Residents seek answers & reparations for Cold War military testing in St. Louis housing.

US Army secretly tested a potentially carcinogenic chemical, zinc cadmium sulfide, per NIH.

October 15th 2023.

Residents seek answers & reparations for Cold War military testing in St. Louis housing.
In 2022, filmmaker Damien D. Smith's documentary "Target St. Louis: Volume 1" was nominated for Best Documentary at the BronzeLens Film Festival, but the stories it told failed to generate much public interest. That was until Ben Phillips, one of the men who had previously shared his experiences with Smith, began telling his story and the stories of the families who lived at the Pruitt-Igoe housing complex to CNN.

Phillips described the spraying to CNN, "The majority of it was done at night. So, you know, you're at home, it's a summer evening, you got your windows opened up on the seventh floor because you don't have air conditioning. And it's spewing this stuff off the roofs." This substance was zinc cadmium sulfide, a potentially carcinogenic chemical according to the National Institute of Health.

Phillips also discussed memories of his younger sister having convulsions that stopped once the family moved out the projects, saying, "I had a little sister who was having convulsions when she was about a year and a half old. It went on for about two and a half years, and then stopped."

United States Senator for the state of Missouri Josh Hawley, a Republican, heard Phillips' story and held a bipartisan rally at the U.S. Capitol to call for justice. Hawley said during a press conference, "Dating all the way back to the Manhattan Project, the government used the city of St. Louis as a uranium-processing facility, as a major site, and then when that was over […] it allowed it to seep into the groundwater, it allowed it get into Coldwater Creek, it allowed it get into the soil. Generations of Missourians—children—were poisoned because of the government’s negligence."

Hawley further elaborated, "If the government is going to expose its own citizens to radioactive material […] for decades, the government ought to pay the bills of the men and women who have gotten sick because of it. They ought to pay for the survivor benefits of those who have been lost." His legislation aimed at those ends received an endorsement from President Joe Biden, and in July an extension to the Radiation Exposure Compensation Act was approved.

Smith, whose grandmother hails from St. Louis, recounted her experiences in the Pruitt-Igoe housing complex. Smith discovered that cancer was a prevalent issue among ex-residents of this low-income housing complex when he interviewed them for his documentary.
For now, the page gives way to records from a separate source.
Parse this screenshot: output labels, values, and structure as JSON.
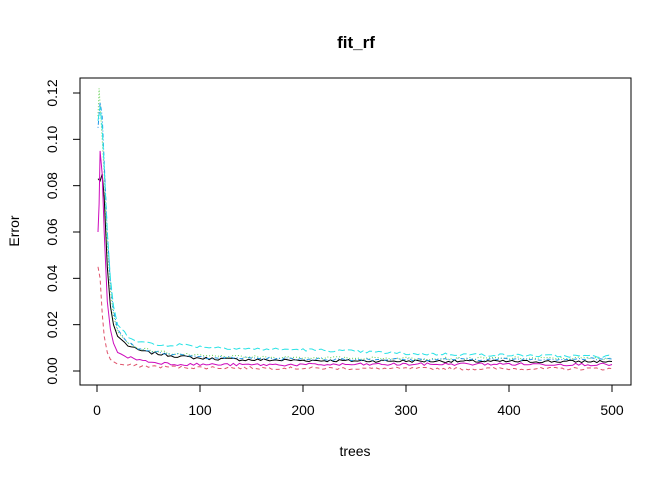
{
  "chart_data": {
    "type": "line",
    "title": "fit_rf",
    "xlabel": "trees",
    "ylabel": "Error",
    "xlim": [
      0,
      500
    ],
    "ylim": [
      0,
      0.125
    ],
    "x_ticks": [
      0,
      100,
      200,
      300,
      400,
      500
    ],
    "x_tick_labels": [
      "0",
      "100",
      "200",
      "300",
      "400",
      "500"
    ],
    "y_ticks": [
      0,
      0.02,
      0.04,
      0.06,
      0.08,
      0.1,
      0.12
    ],
    "y_tick_labels": [
      "0.00",
      "0.02",
      "0.04",
      "0.06",
      "0.08",
      "0.10",
      "0.12"
    ],
    "grid": false,
    "legend": "none",
    "series": [
      {
        "color": "#000000",
        "dash": "solid",
        "points": [
          [
            1,
            0.083
          ],
          [
            3,
            0.082
          ],
          [
            5,
            0.085
          ],
          [
            7,
            0.075
          ],
          [
            10,
            0.045
          ],
          [
            13,
            0.028
          ],
          [
            16,
            0.02
          ],
          [
            20,
            0.015
          ],
          [
            30,
            0.011
          ],
          [
            40,
            0.009
          ],
          [
            50,
            0.008
          ],
          [
            75,
            0.0065
          ],
          [
            100,
            0.0055
          ],
          [
            150,
            0.0048
          ],
          [
            200,
            0.0046
          ],
          [
            250,
            0.0044
          ],
          [
            300,
            0.0043
          ],
          [
            350,
            0.0042
          ],
          [
            400,
            0.0041
          ],
          [
            450,
            0.0041
          ],
          [
            500,
            0.0041
          ]
        ]
      },
      {
        "color": "#DF536B",
        "dash": "dashed",
        "points": [
          [
            1,
            0.045
          ],
          [
            3,
            0.04
          ],
          [
            5,
            0.025
          ],
          [
            7,
            0.015
          ],
          [
            10,
            0.008
          ],
          [
            13,
            0.005
          ],
          [
            16,
            0.004
          ],
          [
            20,
            0.003
          ],
          [
            30,
            0.0025
          ],
          [
            50,
            0.002
          ],
          [
            100,
            0.0015
          ],
          [
            200,
            0.0012
          ],
          [
            300,
            0.001
          ],
          [
            400,
            0.001
          ],
          [
            500,
            0.001
          ]
        ]
      },
      {
        "color": "#61D04F",
        "dash": "dotted",
        "points": [
          [
            1,
            0.11
          ],
          [
            2,
            0.122
          ],
          [
            3,
            0.115
          ],
          [
            5,
            0.1
          ],
          [
            7,
            0.085
          ],
          [
            10,
            0.055
          ],
          [
            13,
            0.035
          ],
          [
            16,
            0.024
          ],
          [
            20,
            0.017
          ],
          [
            30,
            0.012
          ],
          [
            40,
            0.01
          ],
          [
            50,
            0.009
          ],
          [
            75,
            0.0075
          ],
          [
            100,
            0.0065
          ],
          [
            150,
            0.006
          ],
          [
            200,
            0.0058
          ],
          [
            250,
            0.0056
          ],
          [
            300,
            0.0055
          ],
          [
            350,
            0.0054
          ],
          [
            400,
            0.0055
          ],
          [
            450,
            0.0055
          ],
          [
            500,
            0.0055
          ]
        ]
      },
      {
        "color": "#2297E6",
        "dash": "dotdash",
        "points": [
          [
            1,
            0.105
          ],
          [
            3,
            0.116
          ],
          [
            5,
            0.11
          ],
          [
            7,
            0.09
          ],
          [
            10,
            0.06
          ],
          [
            13,
            0.038
          ],
          [
            16,
            0.026
          ],
          [
            20,
            0.018
          ],
          [
            30,
            0.012
          ],
          [
            40,
            0.01
          ],
          [
            50,
            0.009
          ],
          [
            75,
            0.007
          ],
          [
            100,
            0.006
          ],
          [
            150,
            0.0055
          ],
          [
            200,
            0.0052
          ],
          [
            250,
            0.005
          ],
          [
            300,
            0.005
          ],
          [
            350,
            0.005
          ],
          [
            400,
            0.0051
          ],
          [
            450,
            0.0052
          ],
          [
            500,
            0.0052
          ]
        ]
      },
      {
        "color": "#28E2E5",
        "dash": "longdash",
        "points": [
          [
            1,
            0.108
          ],
          [
            3,
            0.114
          ],
          [
            5,
            0.105
          ],
          [
            7,
            0.088
          ],
          [
            10,
            0.06
          ],
          [
            13,
            0.04
          ],
          [
            16,
            0.028
          ],
          [
            20,
            0.02
          ],
          [
            30,
            0.015
          ],
          [
            40,
            0.013
          ],
          [
            50,
            0.012
          ],
          [
            60,
            0.011
          ],
          [
            80,
            0.0115
          ],
          [
            100,
            0.0105
          ],
          [
            150,
            0.0095
          ],
          [
            200,
            0.0092
          ],
          [
            250,
            0.0085
          ],
          [
            300,
            0.0075
          ],
          [
            350,
            0.0072
          ],
          [
            400,
            0.0068
          ],
          [
            450,
            0.0065
          ],
          [
            500,
            0.0063
          ]
        ]
      },
      {
        "color": "#CD0BBC",
        "dash": "solid",
        "points": [
          [
            1,
            0.06
          ],
          [
            2,
            0.072
          ],
          [
            3,
            0.095
          ],
          [
            5,
            0.085
          ],
          [
            7,
            0.06
          ],
          [
            10,
            0.03
          ],
          [
            13,
            0.018
          ],
          [
            16,
            0.012
          ],
          [
            20,
            0.008
          ],
          [
            30,
            0.006
          ],
          [
            50,
            0.004
          ],
          [
            75,
            0.003
          ],
          [
            100,
            0.0028
          ],
          [
            150,
            0.0027
          ],
          [
            200,
            0.0027
          ],
          [
            250,
            0.0028
          ],
          [
            300,
            0.0029
          ],
          [
            350,
            0.003
          ],
          [
            400,
            0.003
          ],
          [
            450,
            0.0029
          ],
          [
            500,
            0.0028
          ]
        ]
      }
    ]
  }
}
Smith shared with CNN, "I started doing some more research about it and it infuriated me that they can test on a population that they deemed to be basically sub-human." He emphasized how he felt this violated constitutional rights. "Definitely stripped them of any constitutional rights," he said.

Spraying victim Phillips maintains that his ultimate goal is not motivated by financial gain, rather he wants the public to know about what he and others survived, as he told CNN: "This happens so often to marginalized communities – African American communities – because they're easier to prey upon because, at least back then, they hardly had a voice."

This story serves as a tragic reminder of the many injustices faced by African Americans throughout history, and the fight for justice continues. It is stories like Phillips' that will help to hold governments accountable and ensure that such gross human violations never happen again.